"Don't mess with our elections" message with American Flag image left by Hackers attacking 200K Vulnerable Routers
Ever since the presidential election in the USA has had speculative information on whether the election cycle was hacked, there has been a looming concern all over the world wondering if the latest and greatest hacker group will attack future elections in many countries. In a recent attack, hackers targeted nearly 200,000 router switches only to leave a message on affected computers displaying the American Flag with a note warning, "Don't mess with our elections." Iran was one of the many targets in what has been reported to be aimed at many countries, including Iran.
Not only was the hacker attack on Iranian computers one that looked to warn Iran over hacking US elections, but it knocked out Internet service for subscribers who utilize the attacked routers across many countries. Allowing the attack was a vulnerability discovered in Cisco routers. Ironically, the weakness within the Cisco routers was one that was originally patched but many of the updates failed to install over the Iranian new year holiday.
A blog post made by Cisco's Talos Security Intelligence and Research Group said: "Several incidents in multiple countries, including some specifically targeting critical infrastructure, have involved the misuse of the Smart Install protocol. As a result, we are taking an active stance, and are urging customers, again, of the elevated risk and available remediation paths."
The hacker message was made clear and shared on Twitter by Iran's IT Minister Mohammad Javad Azari-Jahromi. Clearly, as seen in his Tweet, an American Flag image formed in text characters along with the message said: "Don't mess with our elections." The official tweet has been posted below.
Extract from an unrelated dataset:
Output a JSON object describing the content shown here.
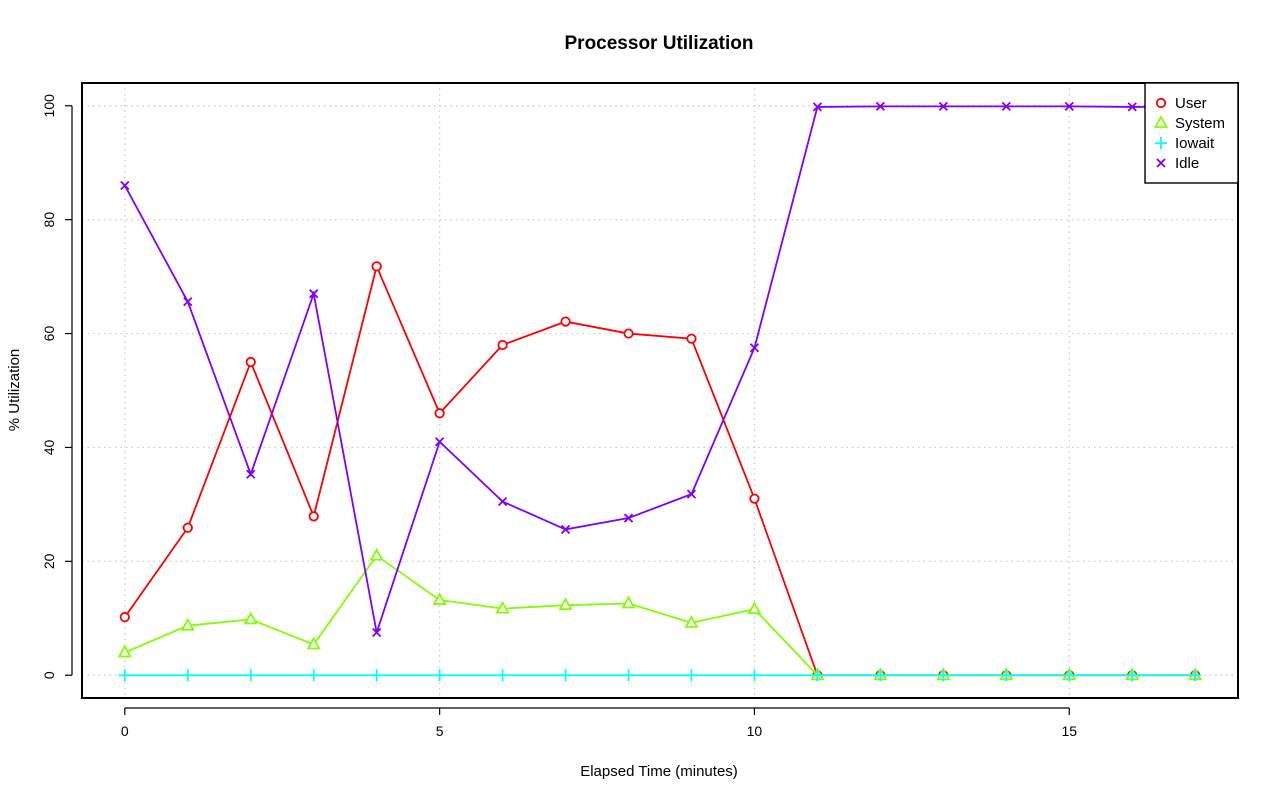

بررسیهای اولیه حاکی از آن است که در تنظیمات مسیریابهای مورد حمله قرار گرفته، با حک پرچم ایالت متحده، اعتراضی درباره انتخابات آمریکا صورت گرفته است. دامنه حملات فراتر از ایران است. منشا حملات در دست بررسی است pic.twitter.com/L8erHB52j1
— MJ Azari Jahromi (@azarijahromi) April 6, 2018
Apparently, by a glimpse of the hacker message found on systems where a Cisco router vulnerability was leveraged, the hackers almost claim to be Americans who are warning Iranians not to mess with any upcoming election cycle. Thus far, the attack has affected India, Europe, China, Russia, and the United States. Even though countries outside of Iran has systems hit by the hacker attack, upwards of 3,500 of the router switched hit were in Iran and then widespread throughout other countries with 55,000 devices hit in the United Sates, and 14,000 hit in China alone.
So far, officials are not certain who carried out the attack. Fortunately, as reports have come in from state-run IT organizations, the attack was neutralized within hours and no data was lost. Still, the attack begs to remind us all of the imminent hacker attacks on elections that could once again stir the emotions of legally voting citizens in many countries around the world. Could this recent attack be the first of many to warn election meddlers who look to attack the next US election cycle? For now, all we can do is speculate and await the next warning from hackers who look to be on either side of the aisle.